问答
Question
概率论和统计学的区别是什么?
概率论是对已有的数据分析,得到其特征和规律。 统计学是根据已有的结果,推断背后的规律。
Question
能否给出一个能串联的脉络?
概率论:公理化(定义概率)——大数定理(均值收敛/期望)——中心极限定理(分布收敛/归一化)

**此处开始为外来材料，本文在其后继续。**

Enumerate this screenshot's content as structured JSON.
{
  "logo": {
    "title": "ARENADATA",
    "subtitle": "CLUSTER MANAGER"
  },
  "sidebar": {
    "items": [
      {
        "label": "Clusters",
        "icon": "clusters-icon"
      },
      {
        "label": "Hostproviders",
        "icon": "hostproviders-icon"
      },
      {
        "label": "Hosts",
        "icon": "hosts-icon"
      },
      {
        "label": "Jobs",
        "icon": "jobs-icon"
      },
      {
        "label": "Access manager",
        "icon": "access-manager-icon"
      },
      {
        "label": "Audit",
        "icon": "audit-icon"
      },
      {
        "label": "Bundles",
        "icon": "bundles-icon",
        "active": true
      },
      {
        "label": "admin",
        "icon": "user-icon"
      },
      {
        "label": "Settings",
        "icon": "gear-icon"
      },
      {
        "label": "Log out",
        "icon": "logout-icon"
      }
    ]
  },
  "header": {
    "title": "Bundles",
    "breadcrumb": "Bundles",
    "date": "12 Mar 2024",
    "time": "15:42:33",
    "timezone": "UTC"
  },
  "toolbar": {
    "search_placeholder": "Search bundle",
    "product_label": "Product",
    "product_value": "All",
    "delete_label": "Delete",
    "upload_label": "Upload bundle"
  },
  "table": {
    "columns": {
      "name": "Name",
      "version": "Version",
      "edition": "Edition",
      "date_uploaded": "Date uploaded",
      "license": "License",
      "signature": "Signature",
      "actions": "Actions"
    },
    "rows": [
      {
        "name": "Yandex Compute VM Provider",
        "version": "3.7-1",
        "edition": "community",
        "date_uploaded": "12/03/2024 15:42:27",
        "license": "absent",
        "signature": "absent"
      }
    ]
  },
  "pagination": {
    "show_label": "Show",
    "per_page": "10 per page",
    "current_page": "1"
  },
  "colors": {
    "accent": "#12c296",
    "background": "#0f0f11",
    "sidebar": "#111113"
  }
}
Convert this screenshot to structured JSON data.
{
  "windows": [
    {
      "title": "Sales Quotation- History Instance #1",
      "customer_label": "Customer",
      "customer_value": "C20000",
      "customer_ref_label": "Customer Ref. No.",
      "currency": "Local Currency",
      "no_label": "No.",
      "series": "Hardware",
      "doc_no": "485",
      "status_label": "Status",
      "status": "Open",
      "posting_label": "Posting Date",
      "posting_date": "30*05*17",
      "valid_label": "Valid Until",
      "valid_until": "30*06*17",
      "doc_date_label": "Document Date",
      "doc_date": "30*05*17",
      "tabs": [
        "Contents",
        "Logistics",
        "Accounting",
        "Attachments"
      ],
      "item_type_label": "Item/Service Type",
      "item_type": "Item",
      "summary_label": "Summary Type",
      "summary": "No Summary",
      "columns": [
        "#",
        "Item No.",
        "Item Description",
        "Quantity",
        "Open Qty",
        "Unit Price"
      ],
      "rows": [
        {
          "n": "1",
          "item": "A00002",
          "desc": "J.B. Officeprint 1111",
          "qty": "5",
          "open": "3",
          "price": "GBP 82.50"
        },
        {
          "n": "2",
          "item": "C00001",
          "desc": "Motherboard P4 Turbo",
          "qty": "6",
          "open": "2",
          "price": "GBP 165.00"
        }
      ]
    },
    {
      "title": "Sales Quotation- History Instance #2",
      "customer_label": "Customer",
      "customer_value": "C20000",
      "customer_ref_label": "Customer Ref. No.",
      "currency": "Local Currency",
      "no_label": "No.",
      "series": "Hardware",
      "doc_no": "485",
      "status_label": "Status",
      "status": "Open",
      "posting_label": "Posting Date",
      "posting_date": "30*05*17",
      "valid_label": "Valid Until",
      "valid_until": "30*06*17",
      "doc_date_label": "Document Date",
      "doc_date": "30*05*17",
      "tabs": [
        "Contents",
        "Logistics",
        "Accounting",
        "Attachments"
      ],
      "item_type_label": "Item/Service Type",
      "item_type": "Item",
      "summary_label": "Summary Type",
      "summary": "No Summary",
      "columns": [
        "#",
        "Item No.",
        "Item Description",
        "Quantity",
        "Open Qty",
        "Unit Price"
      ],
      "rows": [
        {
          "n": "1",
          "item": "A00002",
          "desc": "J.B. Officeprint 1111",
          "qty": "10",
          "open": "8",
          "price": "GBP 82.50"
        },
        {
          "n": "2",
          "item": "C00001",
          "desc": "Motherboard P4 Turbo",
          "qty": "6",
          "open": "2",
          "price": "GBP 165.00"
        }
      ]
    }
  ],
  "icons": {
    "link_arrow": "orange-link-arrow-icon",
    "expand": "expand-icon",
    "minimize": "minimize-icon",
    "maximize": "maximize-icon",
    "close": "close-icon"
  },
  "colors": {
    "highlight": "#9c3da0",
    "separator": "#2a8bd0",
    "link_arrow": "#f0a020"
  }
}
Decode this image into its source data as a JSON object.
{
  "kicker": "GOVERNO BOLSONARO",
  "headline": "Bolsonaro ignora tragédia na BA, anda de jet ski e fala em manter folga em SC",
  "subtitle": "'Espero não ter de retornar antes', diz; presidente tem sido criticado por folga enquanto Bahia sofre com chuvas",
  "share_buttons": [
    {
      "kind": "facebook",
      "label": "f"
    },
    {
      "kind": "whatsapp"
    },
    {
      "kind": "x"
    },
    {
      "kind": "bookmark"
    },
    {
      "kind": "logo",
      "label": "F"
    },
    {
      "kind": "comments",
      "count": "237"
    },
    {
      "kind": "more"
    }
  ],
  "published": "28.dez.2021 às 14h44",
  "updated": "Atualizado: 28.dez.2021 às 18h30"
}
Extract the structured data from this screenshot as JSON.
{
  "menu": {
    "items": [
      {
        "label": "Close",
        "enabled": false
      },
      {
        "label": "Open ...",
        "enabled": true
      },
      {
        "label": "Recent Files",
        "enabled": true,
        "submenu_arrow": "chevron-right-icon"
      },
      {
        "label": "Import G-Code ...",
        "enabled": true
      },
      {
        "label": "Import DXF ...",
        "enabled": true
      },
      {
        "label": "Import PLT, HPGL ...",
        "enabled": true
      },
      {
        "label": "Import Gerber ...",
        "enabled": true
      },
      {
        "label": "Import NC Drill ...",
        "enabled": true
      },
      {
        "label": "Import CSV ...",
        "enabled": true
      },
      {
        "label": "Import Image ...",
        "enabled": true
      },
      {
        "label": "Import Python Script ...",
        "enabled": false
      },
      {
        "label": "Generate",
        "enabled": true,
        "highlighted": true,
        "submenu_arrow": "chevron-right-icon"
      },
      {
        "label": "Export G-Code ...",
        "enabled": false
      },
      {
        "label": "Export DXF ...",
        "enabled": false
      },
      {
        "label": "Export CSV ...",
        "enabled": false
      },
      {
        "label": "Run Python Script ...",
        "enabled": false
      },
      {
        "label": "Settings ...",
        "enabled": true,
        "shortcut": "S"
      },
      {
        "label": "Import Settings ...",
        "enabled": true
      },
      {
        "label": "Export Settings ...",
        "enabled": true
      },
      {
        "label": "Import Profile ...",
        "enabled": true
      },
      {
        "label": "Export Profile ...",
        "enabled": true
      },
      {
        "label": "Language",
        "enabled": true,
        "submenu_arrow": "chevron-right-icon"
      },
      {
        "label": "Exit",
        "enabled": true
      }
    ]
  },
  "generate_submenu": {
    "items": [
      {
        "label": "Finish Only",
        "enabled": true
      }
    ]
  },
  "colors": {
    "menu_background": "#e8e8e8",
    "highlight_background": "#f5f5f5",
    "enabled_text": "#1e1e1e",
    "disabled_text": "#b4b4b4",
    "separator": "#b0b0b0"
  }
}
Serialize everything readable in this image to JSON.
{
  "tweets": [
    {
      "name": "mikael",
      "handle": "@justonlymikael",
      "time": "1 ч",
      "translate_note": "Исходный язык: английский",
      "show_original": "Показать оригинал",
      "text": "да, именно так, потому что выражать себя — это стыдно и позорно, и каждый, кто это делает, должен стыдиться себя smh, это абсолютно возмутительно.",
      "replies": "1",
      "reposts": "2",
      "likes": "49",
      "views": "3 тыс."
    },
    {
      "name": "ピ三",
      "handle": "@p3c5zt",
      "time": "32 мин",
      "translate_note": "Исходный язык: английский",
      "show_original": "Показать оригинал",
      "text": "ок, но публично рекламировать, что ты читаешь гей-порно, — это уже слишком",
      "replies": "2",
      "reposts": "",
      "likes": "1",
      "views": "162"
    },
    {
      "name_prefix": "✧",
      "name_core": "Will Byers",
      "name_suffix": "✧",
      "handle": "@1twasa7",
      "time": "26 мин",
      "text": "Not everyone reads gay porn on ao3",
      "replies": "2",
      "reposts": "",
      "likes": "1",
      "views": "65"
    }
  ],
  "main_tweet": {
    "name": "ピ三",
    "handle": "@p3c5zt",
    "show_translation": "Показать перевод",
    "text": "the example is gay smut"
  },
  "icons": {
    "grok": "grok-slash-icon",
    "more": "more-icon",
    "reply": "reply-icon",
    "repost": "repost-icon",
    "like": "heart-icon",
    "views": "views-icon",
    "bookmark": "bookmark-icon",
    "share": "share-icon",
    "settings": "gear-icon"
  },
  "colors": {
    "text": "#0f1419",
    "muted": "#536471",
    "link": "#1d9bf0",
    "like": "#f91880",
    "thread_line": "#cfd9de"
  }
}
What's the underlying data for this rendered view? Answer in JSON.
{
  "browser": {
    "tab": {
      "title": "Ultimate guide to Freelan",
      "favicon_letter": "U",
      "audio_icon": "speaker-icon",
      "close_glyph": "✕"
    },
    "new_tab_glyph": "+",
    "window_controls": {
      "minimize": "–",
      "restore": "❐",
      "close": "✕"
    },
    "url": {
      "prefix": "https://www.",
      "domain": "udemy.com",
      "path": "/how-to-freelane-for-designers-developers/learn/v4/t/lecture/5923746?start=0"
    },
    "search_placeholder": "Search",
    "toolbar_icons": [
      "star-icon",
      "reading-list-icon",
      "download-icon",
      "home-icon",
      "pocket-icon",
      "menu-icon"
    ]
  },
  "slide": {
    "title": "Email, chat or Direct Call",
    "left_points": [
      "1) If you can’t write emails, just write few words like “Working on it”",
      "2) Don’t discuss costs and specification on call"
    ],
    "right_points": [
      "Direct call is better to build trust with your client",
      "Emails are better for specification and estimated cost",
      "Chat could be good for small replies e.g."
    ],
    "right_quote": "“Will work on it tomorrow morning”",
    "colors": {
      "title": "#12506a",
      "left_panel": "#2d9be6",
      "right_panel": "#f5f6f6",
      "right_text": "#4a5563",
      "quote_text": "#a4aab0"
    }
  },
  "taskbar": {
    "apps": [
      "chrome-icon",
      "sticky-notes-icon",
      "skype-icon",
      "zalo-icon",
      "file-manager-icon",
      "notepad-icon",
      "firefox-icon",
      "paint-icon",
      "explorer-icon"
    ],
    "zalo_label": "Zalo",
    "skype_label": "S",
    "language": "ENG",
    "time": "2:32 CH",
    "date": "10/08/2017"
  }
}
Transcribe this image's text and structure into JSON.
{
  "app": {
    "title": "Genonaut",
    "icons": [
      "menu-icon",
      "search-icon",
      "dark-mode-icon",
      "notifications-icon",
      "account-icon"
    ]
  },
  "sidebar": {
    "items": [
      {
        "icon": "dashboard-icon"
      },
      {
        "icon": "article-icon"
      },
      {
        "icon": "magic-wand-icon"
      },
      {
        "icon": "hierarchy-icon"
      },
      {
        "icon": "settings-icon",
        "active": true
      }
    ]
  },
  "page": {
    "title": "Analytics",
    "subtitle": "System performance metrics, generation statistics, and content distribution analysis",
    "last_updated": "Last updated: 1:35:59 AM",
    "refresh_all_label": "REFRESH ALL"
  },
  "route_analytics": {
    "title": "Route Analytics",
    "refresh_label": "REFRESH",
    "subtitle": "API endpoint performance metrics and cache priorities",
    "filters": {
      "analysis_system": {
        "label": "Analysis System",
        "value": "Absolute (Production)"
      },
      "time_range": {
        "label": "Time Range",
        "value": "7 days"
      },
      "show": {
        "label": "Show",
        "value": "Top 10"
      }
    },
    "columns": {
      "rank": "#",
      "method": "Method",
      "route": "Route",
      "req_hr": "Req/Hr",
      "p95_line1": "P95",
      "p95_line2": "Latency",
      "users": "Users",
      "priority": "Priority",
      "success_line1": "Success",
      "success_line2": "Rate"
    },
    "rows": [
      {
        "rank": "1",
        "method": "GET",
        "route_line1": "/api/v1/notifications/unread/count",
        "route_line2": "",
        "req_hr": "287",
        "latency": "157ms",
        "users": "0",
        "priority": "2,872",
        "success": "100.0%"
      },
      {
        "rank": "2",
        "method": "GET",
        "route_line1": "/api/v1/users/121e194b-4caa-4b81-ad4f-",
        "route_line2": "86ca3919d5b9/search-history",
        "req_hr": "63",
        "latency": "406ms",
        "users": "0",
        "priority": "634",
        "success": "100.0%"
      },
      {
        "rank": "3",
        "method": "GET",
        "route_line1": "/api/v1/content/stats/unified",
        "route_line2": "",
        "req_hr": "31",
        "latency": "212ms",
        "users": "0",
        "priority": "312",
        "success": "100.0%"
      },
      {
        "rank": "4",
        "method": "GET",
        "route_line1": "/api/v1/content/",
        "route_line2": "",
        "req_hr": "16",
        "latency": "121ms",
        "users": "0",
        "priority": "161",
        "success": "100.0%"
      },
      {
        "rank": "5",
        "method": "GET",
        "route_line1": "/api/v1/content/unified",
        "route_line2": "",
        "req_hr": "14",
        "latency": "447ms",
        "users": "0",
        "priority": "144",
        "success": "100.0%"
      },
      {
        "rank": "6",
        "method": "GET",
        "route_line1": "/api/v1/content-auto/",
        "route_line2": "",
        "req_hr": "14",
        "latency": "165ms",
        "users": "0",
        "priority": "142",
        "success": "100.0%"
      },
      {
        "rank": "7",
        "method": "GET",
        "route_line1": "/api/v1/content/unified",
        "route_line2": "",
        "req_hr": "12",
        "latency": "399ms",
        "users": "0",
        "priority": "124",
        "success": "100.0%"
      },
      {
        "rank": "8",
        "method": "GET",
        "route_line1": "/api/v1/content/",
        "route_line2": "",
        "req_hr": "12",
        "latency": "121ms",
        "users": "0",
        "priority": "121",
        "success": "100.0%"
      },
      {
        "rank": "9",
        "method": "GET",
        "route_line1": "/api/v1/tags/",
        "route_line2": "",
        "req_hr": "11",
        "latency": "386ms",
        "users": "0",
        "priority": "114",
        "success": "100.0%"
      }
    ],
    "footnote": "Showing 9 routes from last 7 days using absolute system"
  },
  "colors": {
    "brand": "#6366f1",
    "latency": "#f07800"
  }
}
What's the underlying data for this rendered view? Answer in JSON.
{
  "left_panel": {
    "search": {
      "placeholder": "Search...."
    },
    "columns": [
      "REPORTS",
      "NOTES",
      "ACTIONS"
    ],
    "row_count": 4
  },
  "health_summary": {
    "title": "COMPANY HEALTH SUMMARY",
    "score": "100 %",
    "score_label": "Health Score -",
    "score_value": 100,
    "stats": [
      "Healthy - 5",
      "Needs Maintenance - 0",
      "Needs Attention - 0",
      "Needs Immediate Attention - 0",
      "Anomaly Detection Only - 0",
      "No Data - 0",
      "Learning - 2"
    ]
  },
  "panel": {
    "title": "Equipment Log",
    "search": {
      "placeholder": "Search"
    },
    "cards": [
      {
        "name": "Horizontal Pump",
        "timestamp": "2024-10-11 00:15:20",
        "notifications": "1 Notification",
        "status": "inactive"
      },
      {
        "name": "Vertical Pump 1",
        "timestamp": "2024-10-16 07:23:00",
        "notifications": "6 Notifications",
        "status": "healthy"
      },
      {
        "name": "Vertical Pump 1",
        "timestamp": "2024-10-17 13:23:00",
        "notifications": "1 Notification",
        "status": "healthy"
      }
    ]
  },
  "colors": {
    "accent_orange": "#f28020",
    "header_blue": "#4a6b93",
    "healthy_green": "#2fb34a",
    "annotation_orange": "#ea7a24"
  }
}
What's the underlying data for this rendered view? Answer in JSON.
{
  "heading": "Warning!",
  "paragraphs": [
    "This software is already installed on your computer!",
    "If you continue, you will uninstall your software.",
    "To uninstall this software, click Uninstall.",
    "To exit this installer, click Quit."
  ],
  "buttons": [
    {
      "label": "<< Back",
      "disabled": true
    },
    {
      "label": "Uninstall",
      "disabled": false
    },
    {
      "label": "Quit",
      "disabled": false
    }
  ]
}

统计学:现实数据(描述)——抽样分布理论(特征)——参数估计(估计)——假设检验(决策)
Question
说明一下大数定理?
大数定理指出:样本均值趋于总体均值(真实期望) 关心的是样本均值的收敛性(这个点依概率收敛到总体期望) 提供了稳定性。
Question
说明一下中心极限定理?
中心极限定理:独立同分布的随机变量趋于正态。 关心的是样本均值的分布形状(标准化后收敛到正态分布) 为估计提供了量化工具来计算概率。
Question
如何进行参数估计,或者说方法?
对于点估计,主要最大似然估计、矩估计。 对于区间估计,抽样分布理论 t分布,f分布,正态分布,卡方分布
Question
如何判断一个估计量的好坏?
无偏性,有效性,一致性。
Question
有哪些补充与扩展?
比如公理化定义后,后续证明的基石,导向了均值(大数定理)和分布(中心极限定理)的马尔可夫不等式,切比雪夫不等式。
比如估计的方法上,主要包括最大似然估计,矩估计。
Question
对于概率的理解存在的哲学之争?
长期以来,频率学派一直占据重要的主导地位,但随着计算机的兴起,贝叶斯学派接受的人越来越多。 贝叶斯学派:概率是对不确定性的主观信任程度,认为参数是随机的。 传统频率学派:概率是大量实验中的比例(频率)。
Question
概率论在现代领域的应用?
在数据科学和机器学习上,概率统计作为理论的基石,不论思想还是方法上都是处理的重要工具。
Question
后续的发展
(1)随着已有的基础理论不断完善,对现实世界动态波动的概率的研究成为主流,建立了随机过程这一基础上的领域。
马尔可夫过程(未来只依赖现在)——鞅论——随机分析 泊松过程 布朗运动
(3)面向认知与信息
信息论:熵,互信息,KL散度。